Approach: This route climbs the obvious black chimney to the right of the previous routes. Abseil down from the top anchors to the stance on a ledge at the base of the chimney or reach the stance by climbing along 'The Link Traverse' (described separately).

Single Pitch (16) **** 24m ; 10 bolts ; 2 anchors at the top ; 2 anchors at the bottom.

Climb the chimney.

 

9. FLOODLIGHT

First Ascent: Jonathon Wigley; Mike Ward; Rob Dyer and Wayne Peddle (18 December 2004)

Approach: This route, which is often wet, is in the middle of a face between the main falls and a much lesser subsidiary waterfall to the left that flows only in summer. If the bottom of the climb is wet it will be very slippery. Abseil down from the top anchors to a stance on a ledge.

Single Pitch (19) **** 25m ; 11 bolts ; 2 anchors at the top ; 2 anchors at the bottom.

This is a very direct route. Basically follow the same line as you abseiled down. The crux is a small bulge about two thirds of the way up.

 

10. THE LINK TRAVERSE

First Ascent: Mark Misselhorn and Anthony van Tonder (26 December 2004)

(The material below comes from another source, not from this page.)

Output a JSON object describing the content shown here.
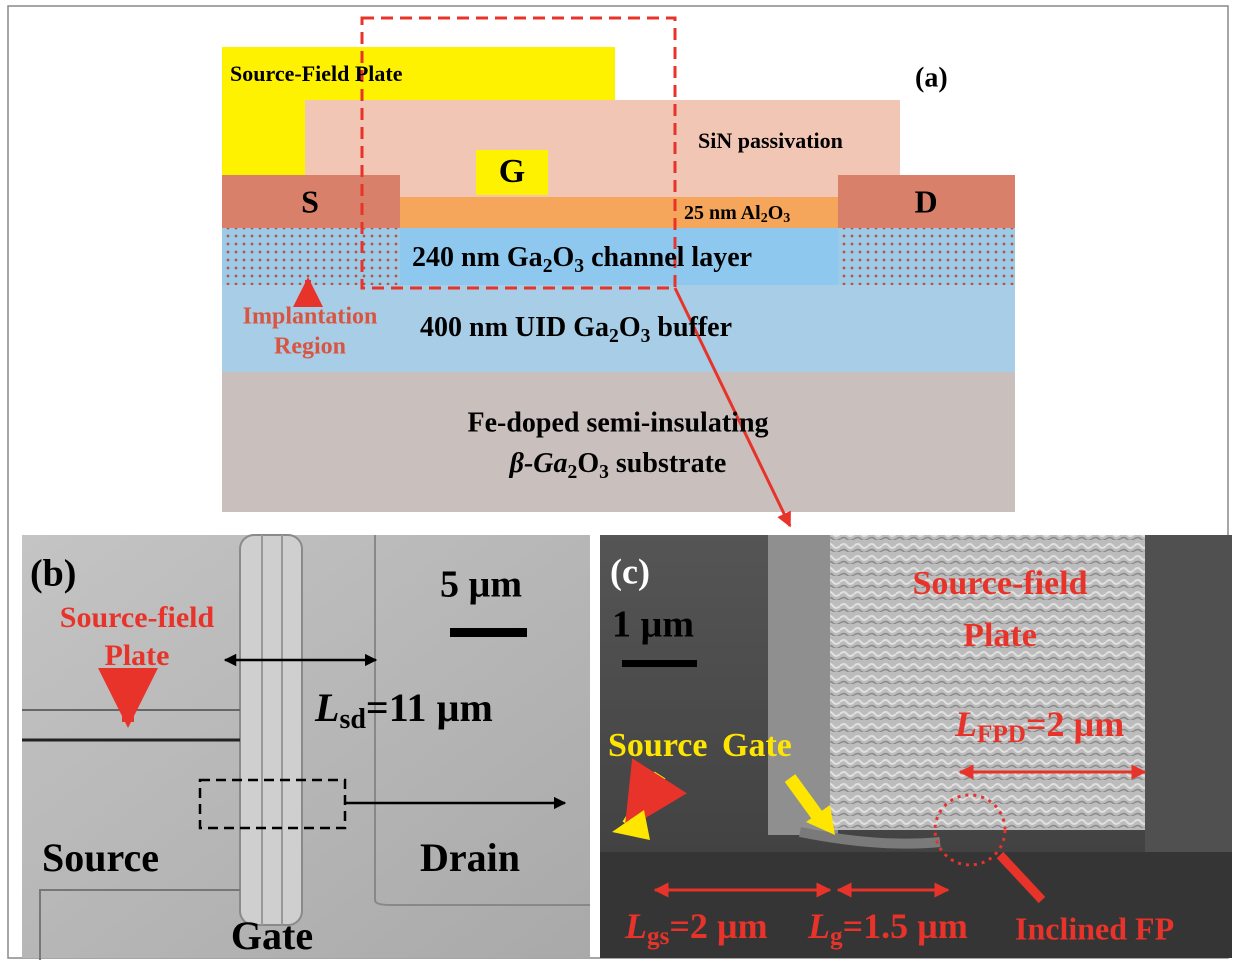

Comment: This traverse starts from the stance at the top of pitch 1 of 'Encore', crosses 'Stagefright', and links with the stances at the bases of 'The Crowd Gasped', 'Amateur Dramatics' and 'Waiting in the Wings'. It is therefore possible, by climbing this traverse together with the various pitches above and below it, to do a 4-pitch route from the plunge pool to the top of the crag, or 3 pitches from 'Stage Ledge' to the top.

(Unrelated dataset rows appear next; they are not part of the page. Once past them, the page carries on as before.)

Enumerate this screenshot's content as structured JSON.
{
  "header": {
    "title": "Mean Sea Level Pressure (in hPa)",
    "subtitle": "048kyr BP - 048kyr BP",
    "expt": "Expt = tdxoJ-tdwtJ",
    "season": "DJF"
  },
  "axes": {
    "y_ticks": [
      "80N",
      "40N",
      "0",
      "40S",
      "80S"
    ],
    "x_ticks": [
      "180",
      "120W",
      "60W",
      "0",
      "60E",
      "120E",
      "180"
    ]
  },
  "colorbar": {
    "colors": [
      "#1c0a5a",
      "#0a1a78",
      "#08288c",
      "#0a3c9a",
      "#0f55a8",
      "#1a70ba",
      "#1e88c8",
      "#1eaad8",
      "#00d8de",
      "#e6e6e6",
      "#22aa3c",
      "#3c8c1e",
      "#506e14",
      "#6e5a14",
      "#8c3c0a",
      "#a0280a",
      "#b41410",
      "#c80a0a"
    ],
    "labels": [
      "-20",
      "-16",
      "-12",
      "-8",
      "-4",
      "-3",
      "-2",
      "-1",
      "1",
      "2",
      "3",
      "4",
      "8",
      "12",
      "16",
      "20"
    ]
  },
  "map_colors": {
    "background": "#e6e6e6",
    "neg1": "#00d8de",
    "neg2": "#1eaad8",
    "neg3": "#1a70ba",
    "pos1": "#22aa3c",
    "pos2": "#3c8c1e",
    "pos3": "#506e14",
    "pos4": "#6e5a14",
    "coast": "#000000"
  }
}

Approach: Get to the stance at the top of pitch 1 of 'Encore' by abseiling down from the top anchors, or by climbing the lower pitches of 'Encore' or 'Stagefright'.

Single Pitch (15) *** 15m ; 7 bolts ; 2 anchors at the beginning ; 2 at the end, as well as 2 anchors below Amateur Dramatics.

From the stance on 'Encore' move right and climb up 'Stagefright' to the second bolt above the stance. Break away by traversing right for 8m (stepping down to round a corner) to reach the anchors below 'Amateur Dramatics'. Climb down and right easily for 3m to reach the anchors below 'Waiting in the Wings'.